Mona Saanouni
23 Octobre 2017•Mise à jour: 23 Octobre 2017
AA/Genève/Bayram Altuğ
Le chef des affaires humanitaires de l'ONU, Mark Lowcock, a confirmé la poursuite des violations à l’encontre des musulmans dans l’Etat d’Arakan, dans l’ouest du Myanmar.
C’est ce qui ressort de son allocution, lundi, au début de la «Conférence internationale de promesses pour la crise des réfugiés Rohingyas », tenue à Genève pour une seule journée.
Le Koweït a organisé cette conférence, en coopération avec l’Union européenne, le Commissariat de l’ONU pour les affaires des réfugiés, l’Organisation internationale pour les migrations (OIM), et le Bureau de l’ONU pour la coordination des aides humanitaires.

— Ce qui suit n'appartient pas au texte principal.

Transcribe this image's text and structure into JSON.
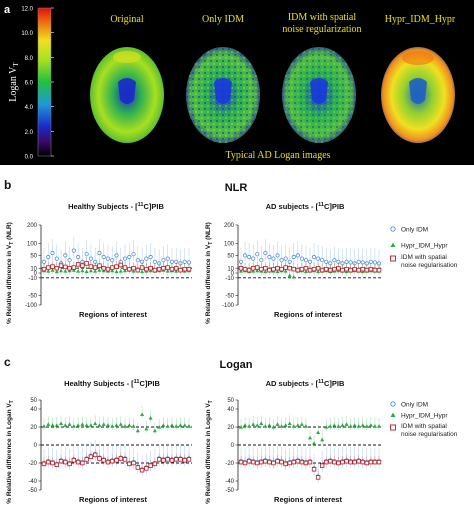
{
  "panel_a": {
    "label": "a",
    "colorbar": {
      "title": "Logan V",
      "title_sub": "T",
      "ticks": [
        "12.0",
        "10.0",
        "8.0",
        "6.0",
        "4.0",
        "2.0",
        "0.0"
      ]
    },
    "image_titles": [
      "Original",
      "Only IDM",
      "IDM with spatial noise regularization",
      "Hypr_IDM_Hypr"
    ],
    "image_title_lines": {
      "c": [
        "Original"
      ],
      "d": [
        "Only IDM"
      ],
      "e": [
        "IDM with spatial",
        "noise regularization"
      ],
      "f": [
        "Hypr_IDM_Hypr"
      ]
    },
    "caption": "Typical AD Logan images"
  },
  "panel_b": {
    "label": "b",
    "title": "NLR",
    "left_title": "Healthy Subjects - [11C]PIB",
    "left_title_parts": [
      "Healthy Subjects - [",
      "11",
      "C]PIB"
    ],
    "right_title": "AD subjects - [11C]PIB",
    "right_title_parts": [
      "AD subjects - [",
      "11",
      "C]PIB"
    ],
    "ylabel": "% Relative difference in VT (NLR)",
    "ylabel_parts": [
      "% Relative difference in V",
      "T",
      " (NLR)"
    ],
    "xlabel": "Regions of interest",
    "yticks": [
      "200",
      "100",
      "50",
      "10",
      "0",
      "-10",
      "-50",
      "-100"
    ]
  },
  "panel_c": {
    "label": "c",
    "title": "Logan",
    "left_title": "Healthy Subjects - [11C]PIB",
    "left_title_parts": [
      "Healthy Subjects - [",
      "11",
      "C]PIB"
    ],
    "right_title": "AD subjects - [11C]PIB",
    "right_title_parts": [
      "AD subjects - [",
      "11",
      "C]PIB"
    ],
    "ylabel": "% Relative difference in Logan VT",
    "ylabel_parts": [
      "% Relative difference in Logan V",
      "T"
    ],
    "xlabel": "Regions of interest",
    "yticks": [
      "50",
      "40",
      "20",
      "0",
      "-20",
      "-40",
      "-50"
    ]
  },
  "legend": {
    "items": [
      "Only IDM",
      "Hypr_IDM_Hypr",
      "IDM with spatial noise regularisation"
    ],
    "item3_lines": [
      "IDM with spatial",
      "noise regularisation"
    ]
  },
  "colors": {
    "only_idm": "#4a90d9",
    "hypr": "#2ea84a",
    "spatial": "#b0202a",
    "panel_a_bg": "#000000",
    "caption": "#e8e010"
  },
  "chart_data": [
    {
      "type": "scatter",
      "title": "Healthy Subjects - [11C]PIB",
      "xlabel": "Regions of interest",
      "ylabel": "% Relative difference in VT (NLR)",
      "ylim": [
        -100,
        200
      ],
      "y_scale": "nonlinear (ticks -100,-50,-10,0,10,50,100,200)",
      "reference_lines": [
        -10,
        10
      ],
      "series": [
        {
          "name": "Only IDM",
          "values": [
            30,
            45,
            60,
            40,
            25,
            50,
            35,
            70,
            45,
            30,
            55,
            40,
            30,
            60,
            45,
            40,
            35,
            50,
            30,
            40,
            45,
            55,
            35,
            30,
            40,
            45,
            30,
            25,
            35,
            40,
            30,
            30,
            25,
            30,
            28
          ]
        },
        {
          "name": "Hypr_IDM_Hypr",
          "values": [
            5,
            4,
            6,
            3,
            5,
            4,
            5,
            6,
            4,
            5,
            3,
            5,
            4,
            6,
            5,
            4,
            5,
            3,
            4,
            5,
            6,
            4,
            5,
            3,
            4,
            5,
            4,
            5,
            6,
            4,
            5,
            4,
            5,
            4,
            5
          ]
        },
        {
          "name": "IDM with spatial noise regularisation",
          "values": [
            8,
            12,
            15,
            10,
            18,
            14,
            10,
            12,
            22,
            18,
            25,
            15,
            12,
            18,
            10,
            8,
            12,
            15,
            20,
            12,
            8,
            10,
            6,
            12,
            8,
            10,
            6,
            8,
            10,
            12,
            8,
            10,
            6,
            8,
            8
          ]
        }
      ]
    },
    {
      "type": "scatter",
      "title": "AD subjects - [11C]PIB",
      "xlabel": "Regions of interest",
      "ylabel": "% Relative difference in VT (NLR)",
      "ylim": [
        -100,
        200
      ],
      "y_scale": "nonlinear (ticks -100,-50,-10,0,10,50,100,200)",
      "reference_lines": [
        -10,
        10
      ],
      "series": [
        {
          "name": "Only IDM",
          "values": [
            30,
            50,
            45,
            40,
            55,
            35,
            60,
            45,
            40,
            50,
            35,
            40,
            30,
            45,
            50,
            40,
            35,
            30,
            45,
            40,
            35,
            30,
            25,
            35,
            30,
            25,
            30,
            28,
            25,
            30,
            28,
            25,
            30,
            28,
            25
          ]
        },
        {
          "name": "Hypr_IDM_Hypr",
          "values": [
            4,
            5,
            3,
            4,
            5,
            4,
            3,
            5,
            4,
            3,
            5,
            4,
            -5,
            -8,
            4,
            5,
            3,
            4,
            5,
            3,
            4,
            5,
            3,
            4,
            5,
            4,
            3,
            4,
            5,
            4,
            3,
            4,
            5,
            4,
            4
          ]
        },
        {
          "name": "IDM with spatial noise regularisation",
          "values": [
            10,
            8,
            6,
            10,
            12,
            8,
            10,
            6,
            8,
            10,
            8,
            12,
            10,
            8,
            6,
            8,
            10,
            6,
            8,
            10,
            6,
            8,
            6,
            8,
            10,
            6,
            8,
            6,
            8,
            6,
            8,
            6,
            8,
            6,
            6
          ]
        }
      ]
    },
    {
      "type": "scatter",
      "title": "Healthy Subjects - [11C]PIB",
      "xlabel": "Regions of interest",
      "ylabel": "% Relative difference in Logan VT",
      "ylim": [
        -50,
        50
      ],
      "y_scale": "linear",
      "reference_lines": [
        -20,
        0,
        20
      ],
      "series": [
        {
          "name": "Only IDM",
          "values": [
            -20,
            -18,
            -19,
            -21,
            -17,
            -18,
            -20,
            -16,
            -18,
            -19,
            -15,
            -12,
            -10,
            -14,
            -16,
            -18,
            -17,
            -16,
            -14,
            -15,
            -20,
            -19,
            -24,
            -27,
            -25,
            -22,
            -20,
            -15,
            -16,
            -15,
            -16,
            -15,
            -15,
            -16,
            -15
          ]
        },
        {
          "name": "Hypr_IDM_Hypr",
          "values": [
            21,
            23,
            22,
            22,
            24,
            22,
            23,
            21,
            22,
            23,
            22,
            22,
            24,
            22,
            23,
            22,
            21,
            22,
            23,
            21,
            22,
            21,
            16,
            34,
            18,
            30,
            16,
            20,
            22,
            21,
            22,
            21,
            22,
            22,
            21
          ]
        },
        {
          "name": "IDM with spatial noise regularisation",
          "values": [
            -21,
            -19,
            -20,
            -22,
            -18,
            -19,
            -21,
            -17,
            -19,
            -20,
            -16,
            -13,
            -11,
            -15,
            -17,
            -19,
            -18,
            -17,
            -15,
            -16,
            -21,
            -20,
            -25,
            -28,
            -26,
            -23,
            -21,
            -16,
            -17,
            -16,
            -17,
            -16,
            -16,
            -17,
            -16
          ]
        }
      ]
    },
    {
      "type": "scatter",
      "title": "AD subjects - [11C]PIB",
      "xlabel": "Regions of interest",
      "ylabel": "% Relative difference in Logan VT",
      "ylim": [
        -50,
        50
      ],
      "y_scale": "linear",
      "reference_lines": [
        -20,
        0,
        20
      ],
      "series": [
        {
          "name": "Only IDM",
          "values": [
            -18,
            -19,
            -17,
            -18,
            -19,
            -18,
            -17,
            -18,
            -19,
            -17,
            -18,
            -20,
            -19,
            -18,
            -17,
            -18,
            -19,
            -18,
            -26,
            -35,
            -22,
            -18,
            -17,
            -18,
            -19,
            -18,
            -17,
            -18,
            -18,
            -17,
            -18,
            -19,
            -18,
            -18,
            -18
          ]
        },
        {
          "name": "Hypr_IDM_Hypr",
          "values": [
            20,
            22,
            21,
            23,
            22,
            24,
            21,
            22,
            20,
            23,
            21,
            22,
            24,
            21,
            22,
            23,
            21,
            8,
            2,
            14,
            6,
            20,
            21,
            22,
            21,
            22,
            23,
            21,
            22,
            21,
            22,
            21,
            22,
            21,
            21
          ]
        },
        {
          "name": "IDM with spatial noise regularisation",
          "values": [
            -19,
            -20,
            -18,
            -19,
            -20,
            -19,
            -18,
            -19,
            -20,
            -18,
            -19,
            -21,
            -20,
            -19,
            -18,
            -19,
            -20,
            -19,
            -27,
            -36,
            -23,
            -19,
            -18,
            -19,
            -20,
            -19,
            -18,
            -19,
            -19,
            -18,
            -19,
            -20,
            -19,
            -19,
            -19
          ]
        }
      ]
    }
  ]
}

Lowcock a souligné la nécessité de mettre fin aux violences dans l’Etat d’Arakan, en guise de premier pas pour commencer à parler du retour des réfugiés vers leurs foyers.
Les Rohingyas sont victimes des attaques menées par l’armée de Myanmar et par les bouddhistes extrémistes, depuis le 25 août dernier. Le nombre des réfugiés Rohingyas a atteint les 603 mille.
De son côté, le directeur général de l’OIM, William Lacy Swing, a expliqué qu’il s’est rendu par lui-même, la semaine dernière, à la ville bangladaise de Cox’s Bazar (sud-est), et il a été informé par les tragédies humaines subies par les résidents des camps, là-bas.
Swing a signalé que la communauté internationale doit commencer, d’urgence, à résoudre plusieurs crises dont souffrent les réfugiés Rohingyas dans ces zones.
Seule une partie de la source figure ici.